The demand for more innovative technologies in different devices even for wearable devices is very high currently. A number of major players in the industry are competing to be the first ones to release the next big thing, which is most likely going to be flexible screens and touch pads.
A small research team from the Seoul National University in South Korea have developed their own version of flexible wearable technology in the form of a clear plastic touchpad that can be equipped on your arm. It has an amazing stretching capacity, being able to function even when it’s stretched to more than ten times its normal area.
Some its function include being used as a portable touchpad for another screen. In this setup, it can be used as a controller for games, play chess or the piano and you’re even able to take notes on it. Its basic functionality is not that impressive since it’s no different from what a normal smartphone can do. The novelty element and its most impressive feature is its high flexibility and can be equipped on your body. The research that made this technology possible can help more the industry forward at a faster pace.
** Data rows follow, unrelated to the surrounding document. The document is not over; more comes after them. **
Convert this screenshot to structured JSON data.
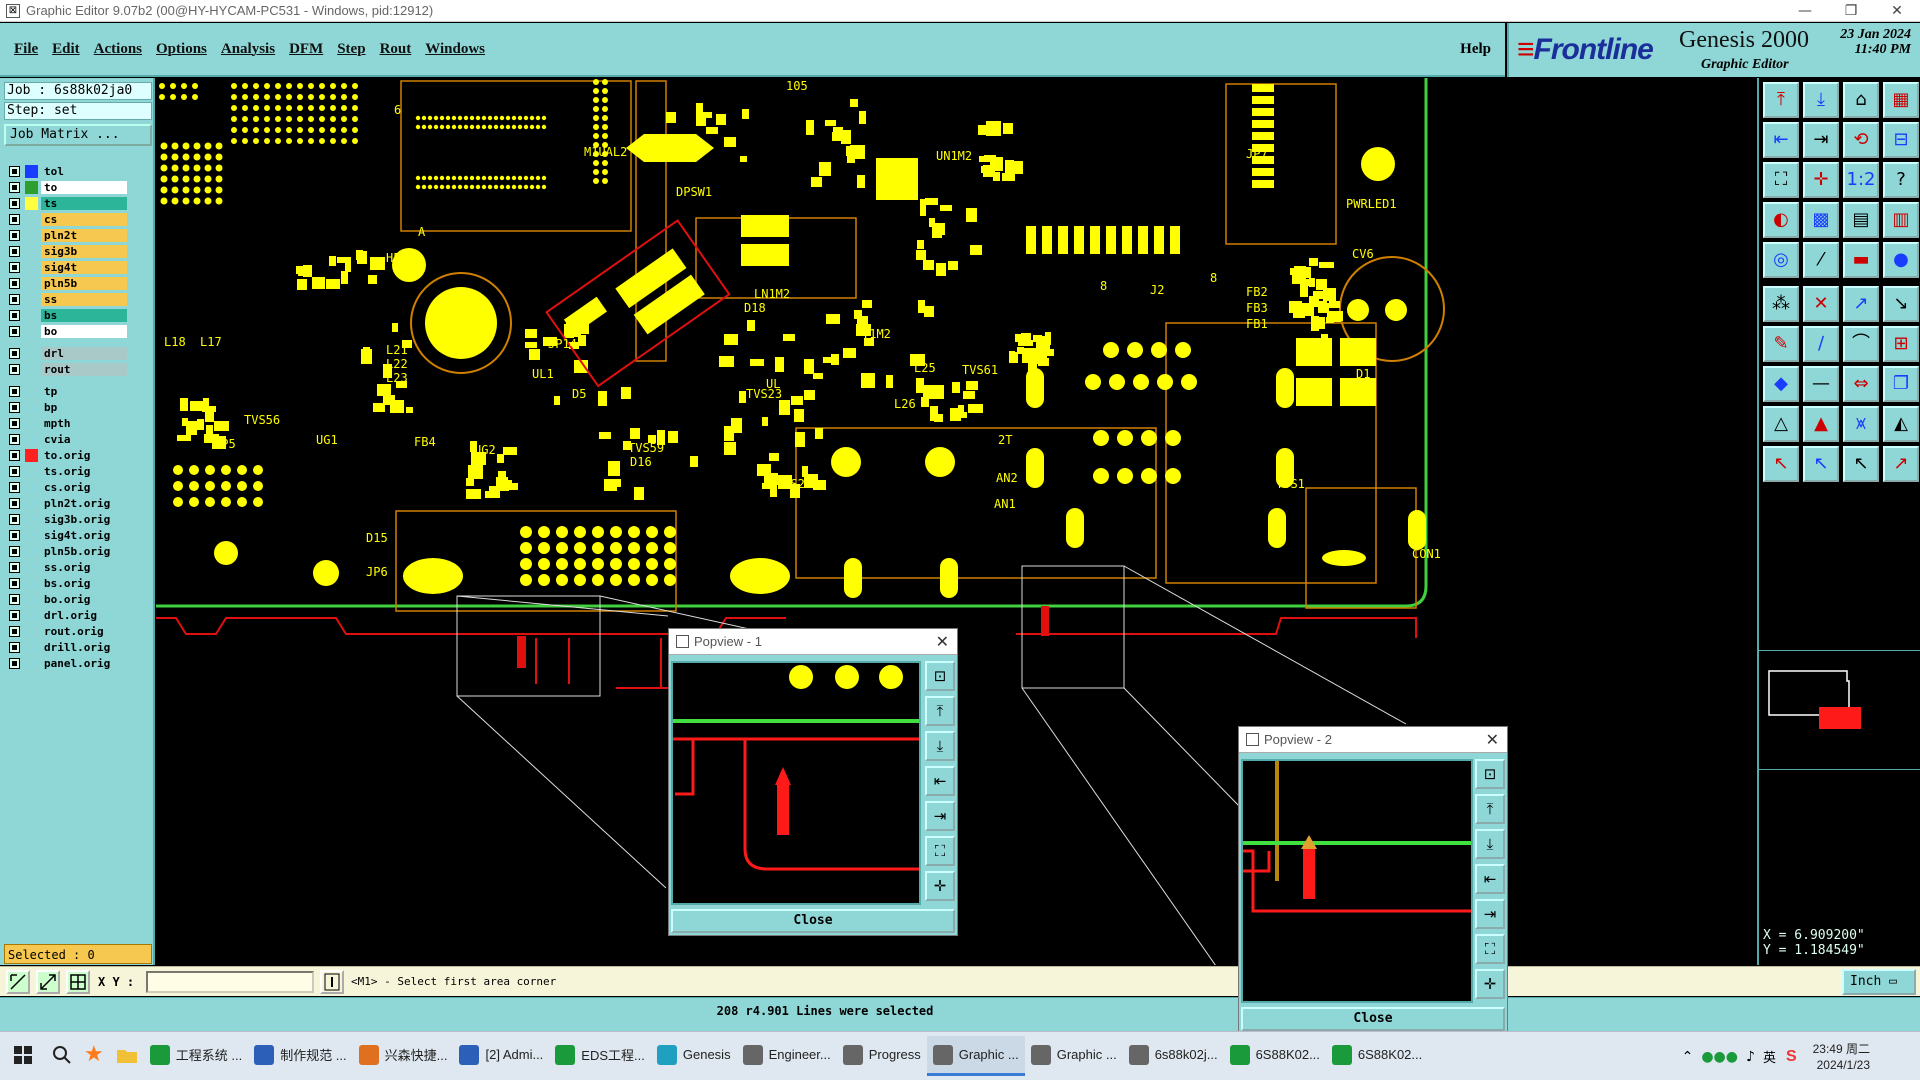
{
  "window": {
    "title": "Graphic Editor 9.07b2 (00@HY-HYCAM-PC531 - Windows, pid:12912)",
    "icon": "app-icon",
    "controls": [
      "—",
      "❐",
      "✕"
    ]
  },
  "menu": {
    "items": [
      "File",
      "Edit",
      "Actions",
      "Options",
      "Analysis",
      "DFM",
      "Step",
      "Rout",
      "Windows"
    ],
    "help": "Help"
  },
  "brand": {
    "logo": "Frontline",
    "product": "Genesis 2000",
    "subtitle": "Graphic Editor",
    "date": "23 Jan 2024",
    "time": "11:40 PM"
  },
  "job": {
    "job_label": "Job  : 6s88k02ja0",
    "step_label": "Step: set",
    "matrix_button": "Job Matrix ..."
  },
  "layers": [
    {
      "name": "tol",
      "color": "#1a3cff",
      "bg": "#8fd6d6"
    },
    {
      "name": "to",
      "color": "#2e9e2e",
      "bg": "#ffffff"
    },
    {
      "name": "ts",
      "color": "#ffff40",
      "bg": "#2db59a"
    },
    {
      "name": "cs",
      "color": "",
      "bg": "#f6c84f"
    },
    {
      "name": "pln2t",
      "color": "",
      "bg": "#f6c84f"
    },
    {
      "name": "sig3b",
      "color": "",
      "bg": "#f6c84f"
    },
    {
      "name": "sig4t",
      "color": "",
      "bg": "#f6c84f"
    },
    {
      "name": "pln5b",
      "color": "",
      "bg": "#f6c84f"
    },
    {
      "name": "ss",
      "color": "",
      "bg": "#f6c84f"
    },
    {
      "name": "bs",
      "color": "",
      "bg": "#2db59a"
    },
    {
      "name": "bo",
      "color": "",
      "bg": "#ffffff"
    },
    {
      "name": "drl",
      "color": "",
      "bg": "#a9c9c9"
    },
    {
      "name": "rout",
      "color": "",
      "bg": "#a9c9c9"
    },
    {
      "name": "tp",
      "color": "",
      "bg": "#8fd6d6"
    },
    {
      "name": "bp",
      "color": "",
      "bg": "#8fd6d6"
    },
    {
      "name": "mpth",
      "color": "",
      "bg": "#8fd6d6"
    },
    {
      "name": "cvia",
      "color": "",
      "bg": "#8fd6d6"
    },
    {
      "name": "to.orig",
      "color": "#ff2020",
      "bg": "#8fd6d6"
    },
    {
      "name": "ts.orig",
      "color": "",
      "bg": "#8fd6d6"
    },
    {
      "name": "cs.orig",
      "color": "",
      "bg": "#8fd6d6"
    },
    {
      "name": "pln2t.orig",
      "color": "",
      "bg": "#8fd6d6"
    },
    {
      "name": "sig3b.orig",
      "color": "",
      "bg": "#8fd6d6"
    },
    {
      "name": "sig4t.orig",
      "color": "",
      "bg": "#8fd6d6"
    },
    {
      "name": "pln5b.orig",
      "color": "",
      "bg": "#8fd6d6"
    },
    {
      "name": "ss.orig",
      "color": "",
      "bg": "#8fd6d6"
    },
    {
      "name": "bs.orig",
      "color": "",
      "bg": "#8fd6d6"
    },
    {
      "name": "bo.orig",
      "color": "",
      "bg": "#8fd6d6"
    },
    {
      "name": "drl.orig",
      "color": "",
      "bg": "#8fd6d6"
    },
    {
      "name": "rout.orig",
      "color": "",
      "bg": "#8fd6d6"
    },
    {
      "name": "drill.orig",
      "color": "",
      "bg": "#8fd6d6"
    },
    {
      "name": "panel.orig",
      "color": "",
      "bg": "#8fd6d6"
    }
  ],
  "selected_label": "Selected : 0",
  "board_labels": [
    "DPSW1",
    "H5",
    "JP14",
    "L21",
    "L22",
    "L23",
    "UL1",
    "TVS56",
    "UG1",
    "JP5",
    "FB4",
    "UG2",
    "D15",
    "JP6",
    "LN1M2",
    "D18",
    "Y1M2",
    "L25",
    "TVS61",
    "TVS59",
    "D16",
    "D5",
    "TVS23",
    "TVS24",
    "AN2",
    "AN1",
    "M1UAL2",
    "UN1M2",
    "PWRLED1",
    "JP7",
    "FB2",
    "FB3",
    "FB1",
    "CV6",
    "J2",
    "D1",
    "TVS1",
    "CON1",
    "L17",
    "L18",
    "105",
    "8",
    "6",
    "A",
    "8",
    "2T",
    "L26",
    "UL"
  ],
  "popview1": {
    "title": "Popview - 1",
    "close": "Close"
  },
  "popview2": {
    "title": "Popview - 2",
    "close": "Close"
  },
  "coords": {
    "x": "X = 6.909200\"",
    "y": "Y = 1.184549\""
  },
  "bottom": {
    "xy_label": "X Y :",
    "xy_value": "",
    "prompt": "<M1> - Select first area corner",
    "unit": "Inch"
  },
  "status": "208 r4.901 Lines were selected",
  "taskbar": {
    "items": [
      {
        "label": "工程系统 ...",
        "color": "#1a9a3a"
      },
      {
        "label": "制作规范 ...",
        "color": "#2b5fb8"
      },
      {
        "label": "兴森快捷...",
        "color": "#e07020"
      },
      {
        "label": "[2] Admi...",
        "color": "#2b5fb8"
      },
      {
        "label": "EDS工程...",
        "color": "#1a9a3a"
      },
      {
        "label": "Genesis",
        "color": "#20a0c0"
      },
      {
        "label": "Engineer...",
        "color": "#666666"
      },
      {
        "label": "Progress",
        "color": "#666666"
      },
      {
        "label": "Graphic ...",
        "color": "#666666"
      },
      {
        "label": "Graphic ...",
        "color": "#666666"
      },
      {
        "label": "6s88k02j...",
        "color": "#666666"
      },
      {
        "label": "6S88K02...",
        "color": "#1a9a3a"
      },
      {
        "label": "6S88K02...",
        "color": "#1a9a3a"
      }
    ],
    "clock_time": "23:49 周二",
    "clock_date": "2024/1/23",
    "ime": "英"
  }
}
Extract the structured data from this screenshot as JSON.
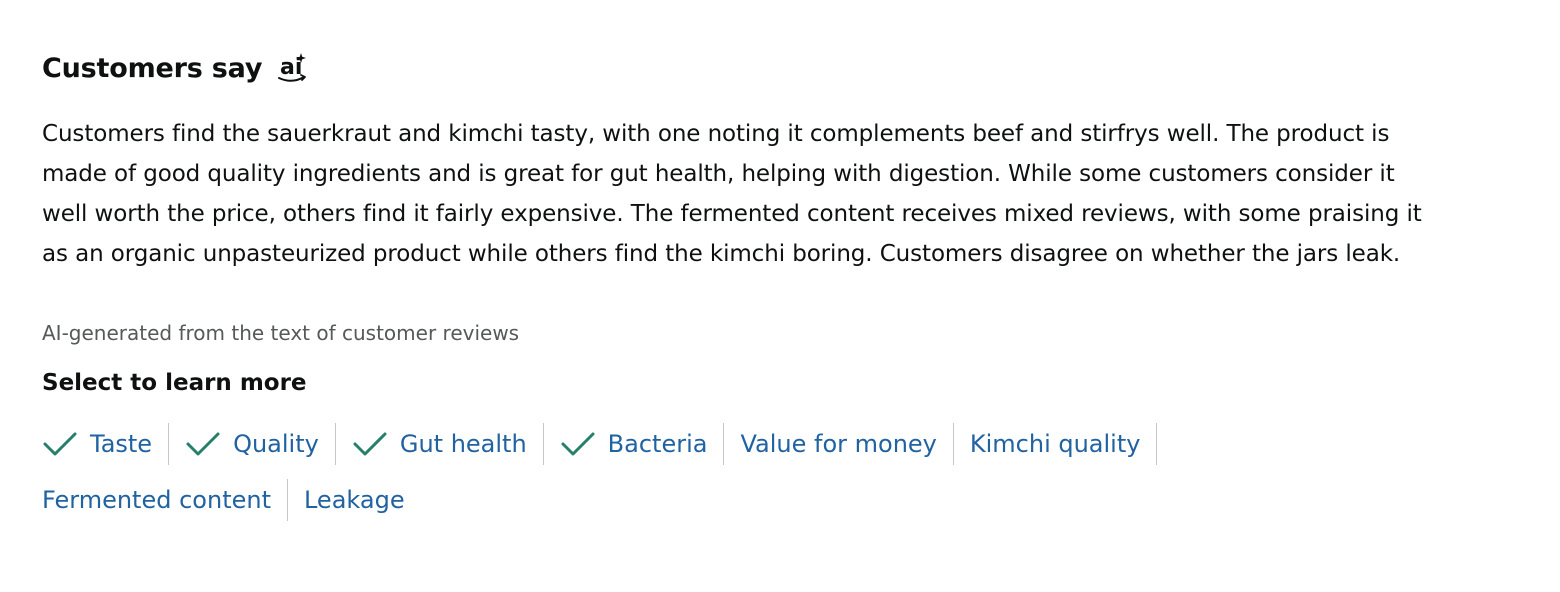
{
  "heading": {
    "title": "Customers say",
    "badge_icon": "ai-sparkle-icon"
  },
  "summary": "Customers find the sauerkraut and kimchi tasty, with one noting it complements beef and stirfrys well. The product is made of good quality ingredients and is great for gut health, helping with digestion. While some customers consider it well worth the price, others find it fairly expensive. The fermented content receives mixed reviews, with some praising it as an organic unpasteurized product while others find the kimchi boring. Customers disagree on whether the jars leak.",
  "disclaimer": "AI-generated from the text of customer reviews",
  "learn_more": {
    "heading": "Select to learn more",
    "rows": [
      [
        {
          "label": "Taste",
          "checked": true
        },
        {
          "label": "Quality",
          "checked": true
        },
        {
          "label": "Gut health",
          "checked": true
        },
        {
          "label": "Bacteria",
          "checked": true
        },
        {
          "label": "Value for money",
          "checked": false
        },
        {
          "label": "Kimchi quality",
          "checked": false
        }
      ],
      [
        {
          "label": "Fermented content",
          "checked": false
        },
        {
          "label": "Leakage",
          "checked": false
        }
      ]
    ]
  },
  "colors": {
    "link": "#2162a1",
    "check": "#257f6a",
    "text": "#0f1111",
    "muted": "#565959",
    "divider": "#c6c6c6"
  }
}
It could open the way for different kinds of implantable, foldable and bendable interfaces.
The research is published in the journal Science and it describes that the wearable touchpad is made of a polyacrylamide hydrogel-used in various medical operations and devices, drug treatment, water purification and food packaging products-which contains lithium chloride salts that make the hydrogel able to conduct electricity.
The touchpad incorporates electrodes on each end which form an electrostatic field across the hydrogel panel. When you press the pad using your finger, the electrical circuit is closed and a current is created. This current can be read by meters on each corner of the sheet and microprocessors compare the levels of electrical current to determine the finger’s position on the pad. This mechanic can easily be used by programmers to input controls for various software including various games like chess and Angry Birds.
The initial results are very promising but the Korean scientists have said more research is required because after 100 stretches the hydrogel tends to lose a bit of its electrical resistance and the touch pad becomes less responsive.
Would you want to use this type of wearable touchpad in the future?